2. There is nothing in counsel’s position that, because the life of a legislature continues for only two years, therefore it can make no standing appropriations, or appropriations covering a longer period of time than such two years. Section 9 of article 9 is no warrant for any such position.

3. Neither is there anything in his position that, because the law places a limited amount of public funds in the state treasury to the credit of a certain board for a designated public purpose, it violates section 1 of article 3, section 1 of article 5, and section 11 of article 9 of the constitution. The legislature is not obliged to remain in session all the time for the next ten years for the purpose of superintending the erection of a state capitol; neither is it required to impose these onerous duties directly upon the executive; but it may establish a board of public officials for that purpose and to expend the moneys appropriated by law for that purpose. Although the law has set aside this money to the credit of this board, it is still in the custody of the state treasurer, and must remain there until drawn out for the particular purpose for which it was appropriated.

4. Neither is there anything in counsel’s position that this law provides for a permanent capitol at the temporary seat of government. Section 1, art. 15, of the constitution does not make St. Paul the temporary, but the permanent, seat of government until removed to Kandiyohi county by the legislature, or to some other place by the legislature, and a vote of the people. Nothing of the kind has been done to remove it.

5. Section 5 of the act of congress authorizing the people of Minnesota territory to form a constitution and state government, provides :

“That ten entire sections of land to be selected by the governor of said state, in legal subdivisions, shall be granted to said state for the purpose of completing the public buildings, or for the erection of others at the seat of government, under the direction of the legislature thereof.” 11 Stat. 167.

*192By section 3 of article 2 of the constitution this act of congress is accepted irrevocably.

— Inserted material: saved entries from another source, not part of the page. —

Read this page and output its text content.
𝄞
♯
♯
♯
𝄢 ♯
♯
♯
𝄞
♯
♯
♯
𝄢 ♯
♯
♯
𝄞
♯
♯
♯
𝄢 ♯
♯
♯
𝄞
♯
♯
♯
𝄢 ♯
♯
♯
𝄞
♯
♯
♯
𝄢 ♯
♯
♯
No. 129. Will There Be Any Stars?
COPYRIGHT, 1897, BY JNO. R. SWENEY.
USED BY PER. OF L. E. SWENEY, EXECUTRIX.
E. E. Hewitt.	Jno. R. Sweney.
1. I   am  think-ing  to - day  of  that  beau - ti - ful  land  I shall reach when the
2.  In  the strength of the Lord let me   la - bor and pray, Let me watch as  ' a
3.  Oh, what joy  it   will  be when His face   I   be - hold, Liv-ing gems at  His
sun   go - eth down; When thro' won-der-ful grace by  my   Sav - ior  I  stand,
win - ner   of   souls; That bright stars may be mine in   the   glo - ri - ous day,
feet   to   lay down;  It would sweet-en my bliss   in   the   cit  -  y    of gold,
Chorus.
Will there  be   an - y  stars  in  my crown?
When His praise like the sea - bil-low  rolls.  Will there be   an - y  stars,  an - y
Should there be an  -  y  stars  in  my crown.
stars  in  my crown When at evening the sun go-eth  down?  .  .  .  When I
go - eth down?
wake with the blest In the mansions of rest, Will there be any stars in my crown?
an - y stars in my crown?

Counsel contends that it is unconstitutional to erect a new capitol out of other public funds without first exhausting or applying the lands so granted by congress. The position is untenable, if for no other reason, because the lands were granted for “public buildings,” not solely for a state capitol. The legislature can, when it sees fit, apply the proceeds of these lands to some other public building or buildings to be erected at the seat of government.

6. Neither is there anything in counsel’s position that the law (chapter 2, Laws 1893) is unconstitutional because embracing more than one subject. The law does not embrace more than one subject.

The order appealed from is affirmed.